Extension des domaines de la dépendance
Urbanisation et industrialisation avaient autorisé la massification des petits plaisirs. La transition numérique accompagne hébétude généralisée et distraction digitale permanente. L'emploi du terme addiction s'est élargi, passant de l'usage de certains produits désapprouvés à bien d'autres comportements : jeux, excès de nourriture, sexe, dont le porno sur Internet (du côté des garçons), shopping et selfies (du côté des filles), usage démesuré des réseaux sociaux (pour tous les genres). La consommation élevée n'est pas en soi un problème. Elle le devient en tant qu'habitude incontrôlable, qu'il s'agisse de jeux ou de l'incapacité à limiter la consultation de ses écrans au risque supposé de manquer à chaque instant un texto, une vidéo ou une info.
Les plaisirs promis, supposément libérateurs, engendrent souvent des dérèglements, pouvant nous enfermer et nous aliéner. Pour les dépendants, de plus en plus nombreux, aux excès de l'alimentation et de l'Internet, l'abstinence est douloureuse. Envies irrépressibles, insatisfaction et non-satiété produisent anxiété, impulsivité, dépression et perte de contrôle. Tout ceci ruine des études, des carrières, des vies familiales.
L'ensemble se déploie à travers des filières régulières et des filières prohibées, dans un contexte d'inquiétudes montantes et d'hypocrisie de la part des techno-prophètes et évangélistes de l'intelligence artificielle qui vantent leurs produits et services, mais les interdisent à leurs enfants.
Courtwright ne désigne pas un coupable mais propose une explication.
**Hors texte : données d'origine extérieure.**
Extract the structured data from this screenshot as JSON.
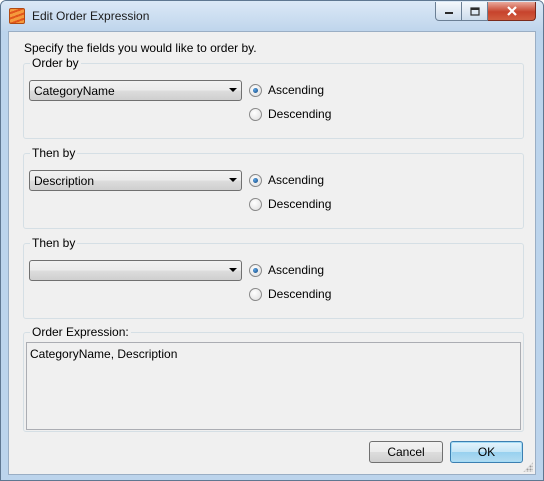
{
  "window": {
    "title": "Edit Order Expression",
    "controls": {
      "minimize_icon": "minimize-icon",
      "maximize_icon": "maximize-icon",
      "close_icon": "close-icon"
    }
  },
  "instruction": "Specify the fields you would like to order by.",
  "groups": [
    {
      "label": "Order by",
      "field": "CategoryName",
      "ascending_label": "Ascending",
      "descending_label": "Descending",
      "selected": "Ascending"
    },
    {
      "label": "Then by",
      "field": "Description",
      "ascending_label": "Ascending",
      "descending_label": "Descending",
      "selected": "Ascending"
    },
    {
      "label": "Then by",
      "field": "",
      "ascending_label": "Ascending",
      "descending_label": "Descending",
      "selected": "Ascending"
    }
  ],
  "expression": {
    "label": "Order Expression:",
    "value": "CategoryName, Description"
  },
  "buttons": {
    "cancel": "Cancel",
    "ok": "OK"
  },
  "colors": {
    "title_bar": "#bfd5ec",
    "close_button": "#c7432c",
    "dialog_background": "#f0f0f0",
    "default_button": "#98d1ef"
  }
}
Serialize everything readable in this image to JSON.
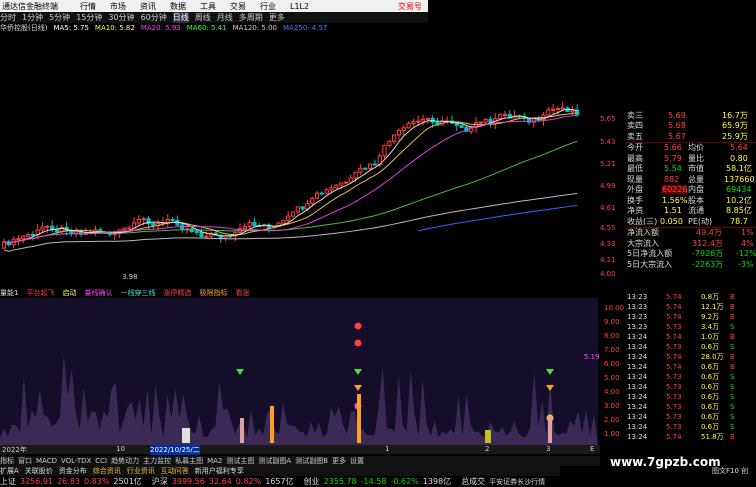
{
  "app": {
    "title": "通达信金融终端",
    "menu": [
      "行情",
      "市场",
      "资讯",
      "数据",
      "工具",
      "交易",
      "行业",
      "L1L2"
    ],
    "alert": "交易号"
  },
  "toolbar": {
    "items": [
      "分时",
      "1分钟",
      "5分钟",
      "15分钟",
      "30分钟",
      "60分钟",
      "日线",
      "周线",
      "月线",
      "多周期",
      "更多"
    ]
  },
  "ma_line": {
    "name": "华侨控股(日线)",
    "items": [
      {
        "label": "MA5: 5.75",
        "color": "#ffffff"
      },
      {
        "label": "MA10: 5.82",
        "color": "#ffff40"
      },
      {
        "label": "MA20: 5.93",
        "color": "#ff40ff"
      },
      {
        "label": "MA60: 5.41",
        "color": "#40ff40"
      },
      {
        "label": "MA120: 5.00",
        "color": "#cccccc"
      },
      {
        "label": "MA250: 4.57",
        "color": "#4080ff"
      }
    ]
  },
  "price_axis": [
    "5.65",
    "5.43",
    "5.21",
    "4.99",
    "4.77",
    "4.55",
    "4.33",
    "4.11",
    "4.00"
  ],
  "current_price": "4.61",
  "low_label": "3.98",
  "quote_panel": {
    "asks": [
      {
        "label": "卖三",
        "price": "5.69",
        "vol": "16.7万"
      },
      {
        "label": "卖四",
        "price": "5.68",
        "vol": "65.9万"
      },
      {
        "label": "卖五",
        "price": "5.67",
        "vol": "25.9万"
      }
    ],
    "rows": [
      {
        "l1": "今开",
        "v1": "5.66",
        "l2": "均价",
        "v2": "5.64"
      },
      {
        "l1": "最高",
        "v1": "5.79",
        "l2": "量比",
        "v2": "0.80"
      },
      {
        "l1": "最低",
        "v1": "5.54",
        "l2": "市值",
        "v2": "58.1亿"
      },
      {
        "l1": "现量",
        "v1": "882",
        "l2": "总量",
        "v2": "137660"
      },
      {
        "l1": "外盘",
        "v1": "60226",
        "l2": "内盘",
        "v2": "69434"
      },
      {
        "l1": "换手",
        "v1": "1.56%",
        "l2": "股本",
        "v2": "10.2亿"
      },
      {
        "l1": "净资",
        "v1": "1.51",
        "l2": "流通",
        "v2": "8.85亿"
      },
      {
        "l1": "收益(三)",
        "v1": "0.050",
        "l2": "PE(动)",
        "v2": "78.7"
      }
    ],
    "flows": [
      {
        "label": "净流入额",
        "value": "49.4万",
        "pct": "1%"
      },
      {
        "label": "大宗流入",
        "value": "312.4万",
        "pct": "4%"
      },
      {
        "label": "5日净流入额",
        "value": "-7926万",
        "pct": "-12%"
      },
      {
        "label": "5日大宗流入",
        "value": "-2263万",
        "pct": "-3%"
      }
    ]
  },
  "ticks": [
    {
      "t": "13:23",
      "p": "5.74",
      "v": "0.8万",
      "s": "B"
    },
    {
      "t": "13:23",
      "p": "5.74",
      "v": "12.1万",
      "s": "B"
    },
    {
      "t": "13:23",
      "p": "5.74",
      "v": "9.2万",
      "s": "B"
    },
    {
      "t": "13:23",
      "p": "5.73",
      "v": "3.4万",
      "s": "S"
    },
    {
      "t": "13:24",
      "p": "5.74",
      "v": "1.0万",
      "s": "B"
    },
    {
      "t": "13:24",
      "p": "5.73",
      "v": "0.6万",
      "s": "S"
    },
    {
      "t": "13:24",
      "p": "5.74",
      "v": "28.0万",
      "s": "B"
    },
    {
      "t": "13:24",
      "p": "5.74",
      "v": "0.6万",
      "s": "B"
    },
    {
      "t": "13:24",
      "p": "5.73",
      "v": "0.6万",
      "s": "S"
    },
    {
      "t": "13:24",
      "p": "5.73",
      "v": "0.6万",
      "s": "S"
    },
    {
      "t": "13:24",
      "p": "5.73",
      "v": "0.6万",
      "s": "S"
    },
    {
      "t": "13:24",
      "p": "5.73",
      "v": "0.6万",
      "s": "S"
    },
    {
      "t": "13:24",
      "p": "5.73",
      "v": "0.6万",
      "s": "S"
    },
    {
      "t": "13:24",
      "p": "5.73",
      "v": "0.6万",
      "s": "S"
    },
    {
      "t": "13:24",
      "p": "5.74",
      "v": "51.8万",
      "s": "B"
    }
  ],
  "indicator": {
    "title": "量能1",
    "items": [
      {
        "label": "平台起飞",
        "color": "#ff4040"
      },
      {
        "label": "启动",
        "color": "#ffff40"
      },
      {
        "label": "量线确认",
        "color": "#ff40ff"
      },
      {
        "label": "一线穿三线",
        "color": "#40e0e0"
      },
      {
        "label": "涨停精选",
        "color": "#ff4040"
      },
      {
        "label": "极限指标",
        "color": "#ffa020"
      },
      {
        "label": "看涨",
        "color": "#ff4040"
      }
    ],
    "axis": [
      "10.00",
      "9.00",
      "8.00",
      "7.00",
      "6.00",
      "5.00",
      "4.00",
      "3.00",
      "2.00",
      "1.00"
    ],
    "marker_value": "5.19"
  },
  "date_bar": {
    "left": "2022年",
    "mark1": "10",
    "highlight": "2022/10/25/二",
    "mark2": "1",
    "mark3": "2",
    "mark4": "3",
    "right": "E"
  },
  "tabs": [
    "指标",
    "窗口",
    "MACD",
    "VOL-TDX",
    "CCI",
    "趋势动力",
    "主力监控",
    "私募主图",
    "MA2",
    "测试主图",
    "测试副图A",
    "测试副图B",
    "更多",
    "设置"
  ],
  "tabs2": [
    "扩展A",
    "关联股价",
    "资金分布",
    "综合资讯",
    "行业资讯",
    "互动问答",
    "新用户福利专享"
  ],
  "status": {
    "idx1_name": "上证",
    "idx1_val": "3256.91",
    "idx1_chg": "26.83",
    "idx1_pct": "0.83%",
    "idx1_amt": "2501亿",
    "idx2_name": "沪深",
    "idx2_val": "3999.56",
    "idx2_chg": "32.64",
    "idx2_pct": "0.82%",
    "idx2_amt": "1657亿",
    "idx3_name": "创业",
    "idx3_val": "2355.78",
    "idx3_chg": "-14.58",
    "idx3_pct": "-0.62%",
    "idx3_amt": "1398亿",
    "broker": "总成交",
    "broker2": "平安证券长沙行情",
    "watermark": "www.7gpzb.com",
    "corner": "图文F10 创"
  }
}
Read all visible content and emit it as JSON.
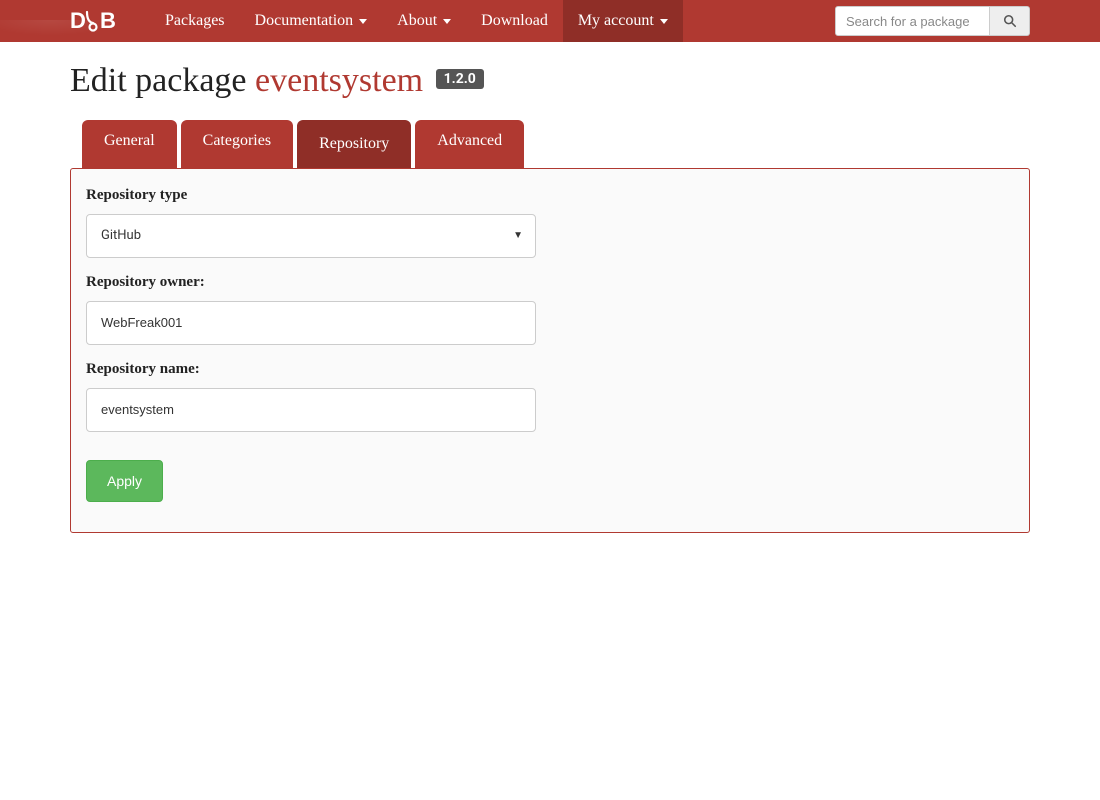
{
  "nav": {
    "packages": "Packages",
    "documentation": "Documentation",
    "about": "About",
    "download": "Download",
    "my_account": "My account"
  },
  "search": {
    "placeholder": "Search for a package"
  },
  "page": {
    "title_prefix": "Edit package ",
    "package_name": "eventsystem",
    "version": "1.2.0"
  },
  "tabs": {
    "general": "General",
    "categories": "Categories",
    "repository": "Repository",
    "advanced": "Advanced"
  },
  "form": {
    "repo_type_label": "Repository type",
    "repo_type_value": "GitHub",
    "repo_owner_label": "Repository owner:",
    "repo_owner_value": "WebFreak001",
    "repo_name_label": "Repository name:",
    "repo_name_value": "eventsystem",
    "apply": "Apply"
  }
}
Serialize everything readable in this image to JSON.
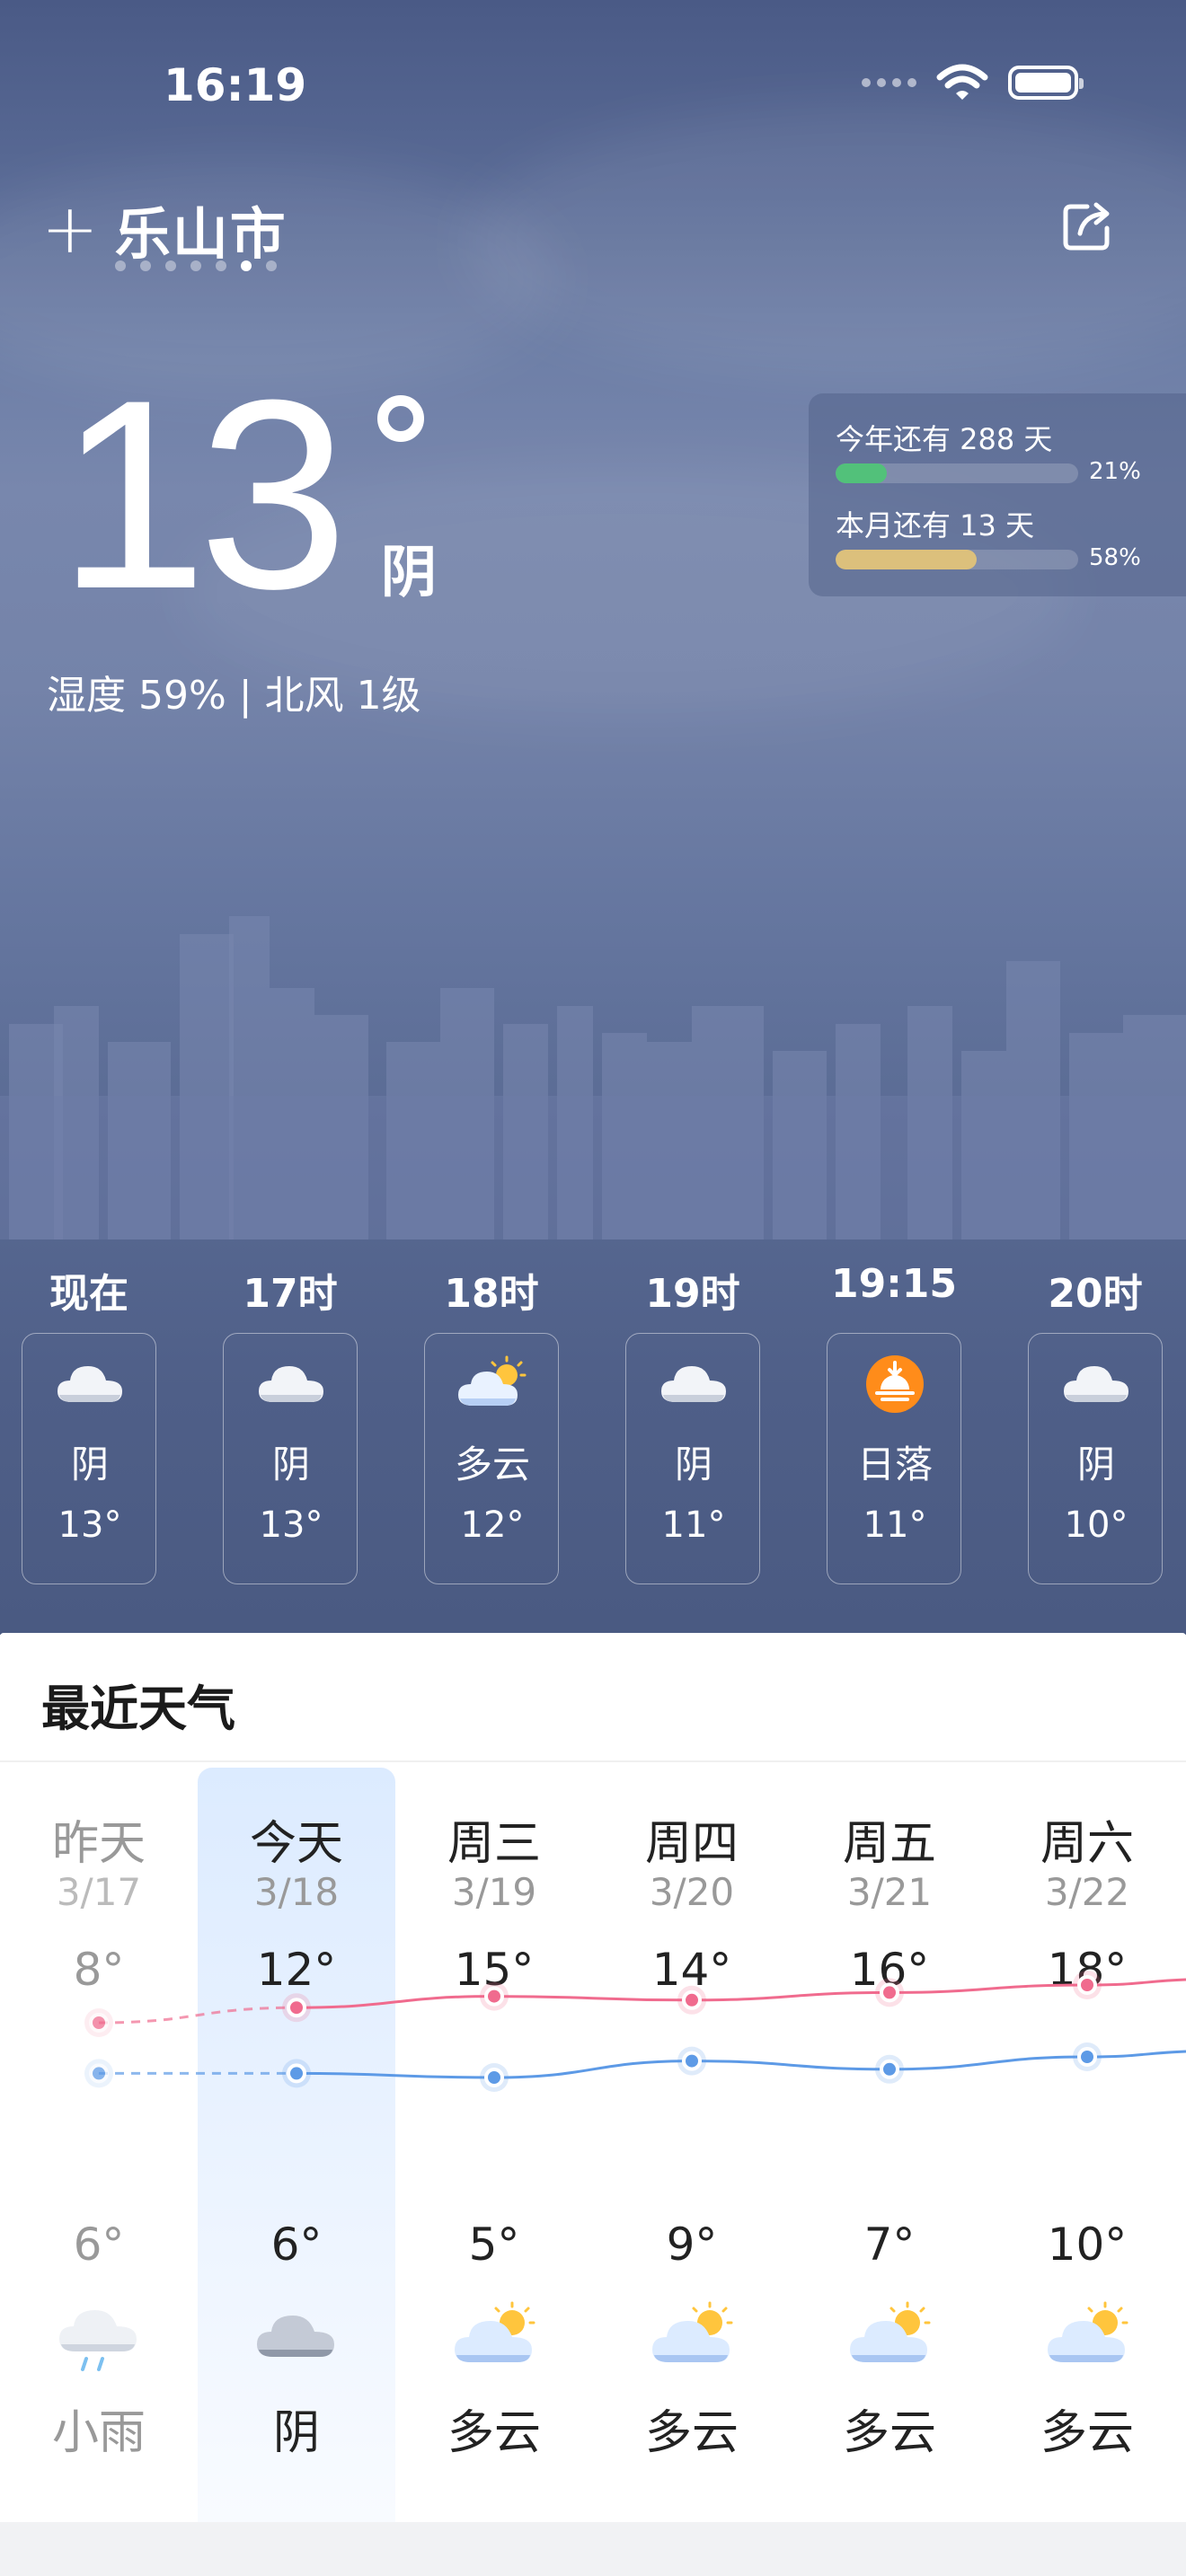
{
  "status_bar": {
    "time": "16:19"
  },
  "header": {
    "city": "乐山市",
    "add_symbol": "+",
    "page_count": 7,
    "active_page": 5
  },
  "current": {
    "temperature": "13",
    "condition": "阴",
    "details": "湿度 59% | 北风 1级"
  },
  "progress": {
    "year": {
      "label": "今年还有 288 天",
      "percent_text": "21%",
      "value": 0.21,
      "color": "#52c17a"
    },
    "month": {
      "label": "本月还有 13 天",
      "percent_text": "58%",
      "value": 0.58,
      "color": "#dcc07c"
    }
  },
  "hourly": [
    {
      "time": "现在",
      "condition": "阴",
      "temp": "13°",
      "icon": "cloud-icon"
    },
    {
      "time": "17时",
      "condition": "阴",
      "temp": "13°",
      "icon": "cloud-icon"
    },
    {
      "time": "18时",
      "condition": "多云",
      "temp": "12°",
      "icon": "partly-cloudy-icon"
    },
    {
      "time": "19时",
      "condition": "阴",
      "temp": "11°",
      "icon": "cloud-icon"
    },
    {
      "time": "19:15",
      "condition": "日落",
      "temp": "11°",
      "icon": "sunset-icon"
    },
    {
      "time": "20时",
      "condition": "阴",
      "temp": "10°",
      "icon": "cloud-icon"
    }
  ],
  "recent": {
    "title": "最近天气",
    "days": [
      {
        "name": "昨天",
        "date": "3/17",
        "high": "8°",
        "low": "6°",
        "condition": "小雨",
        "icon": "rain-icon",
        "past": true
      },
      {
        "name": "今天",
        "date": "3/18",
        "high": "12°",
        "low": "6°",
        "condition": "阴",
        "icon": "cloud-icon",
        "past": false
      },
      {
        "name": "周三",
        "date": "3/19",
        "high": "15°",
        "low": "5°",
        "condition": "多云",
        "icon": "partly-cloudy-icon",
        "past": false
      },
      {
        "name": "周四",
        "date": "3/20",
        "high": "14°",
        "low": "9°",
        "condition": "多云",
        "icon": "partly-cloudy-icon",
        "past": false
      },
      {
        "name": "周五",
        "date": "3/21",
        "high": "16°",
        "low": "7°",
        "condition": "多云",
        "icon": "partly-cloudy-icon",
        "past": false
      },
      {
        "name": "周六",
        "date": "3/22",
        "high": "18°",
        "low": "10°",
        "condition": "多云",
        "icon": "partly-cloudy-icon",
        "past": false
      }
    ],
    "colors": {
      "high_line": "#f06b8e",
      "low_line": "#5d9ae6"
    }
  }
}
Il baptise « capitalisme limbique » une architecture économique et technologique qui mêle puissance des ordinateurs connectés, marketing sophistiqué, molécules de plaisirs et intérêts financiers, dans un double dessein : exciter les esprits et déconnecter les individus d'eux-mêmes. Comme toujours avec les drogues, gains privés et rentrées fiscales potentielles attirent les entreprises et les pouvoirs publics. Les tentations individuelles sont toujours des tentations pour le marché qui trouvera de quoi satisfaire les désirs.
Comment résister aux tentations
Comment résister à toutes ces tentations, sans vraiment nous délivrer du mal ? Le docteur Courtwright ne rédige pas une ordonnance magique. Contre les consommations compulsives, les traitements forcés ne fonctionnent pas. L'auteur soutient que, de tous les côtés du spectre politique, on trouve des opposants aux pratiques destructrices habituelles et aux usines 2.0 à faux rêves. Des coalitions post-partisanes sont peut-être possibles. Surtout, il invite simplement à mieux saisir les mécanismes à l'oeuvre, dans nos cerveaux et dans un univers économique qui valorise démesurément nos mauvaises habitudes.
Cette histoire des plaisirs, plus ou moins civilisés, plus ou moins disciplinés, rencontre celle de leur prohibition ou de leur limitation par les pouvoirs publics. Le thème est de haute actualité au sujet de la légalisation du cannabis, avec des échanges d'arguments, aux accents éternels, sur la légitimité et l'efficacité du gouvernement public des vices privés. Le sujet est peut-être bien plus préoccupant du côté de nos écrans. Là aussi naissent des problèmes de santé publique, tandis que s'étendent insidieusement des limitations de notre souveraineté individuelle et de notre dignité.
Julien Damon est professeur associé à Sciences Po.
David T. Courtwright, The Age of Addiction. How Bad Habits Became Big Business, Harvard University Press, 2019, 325 pages.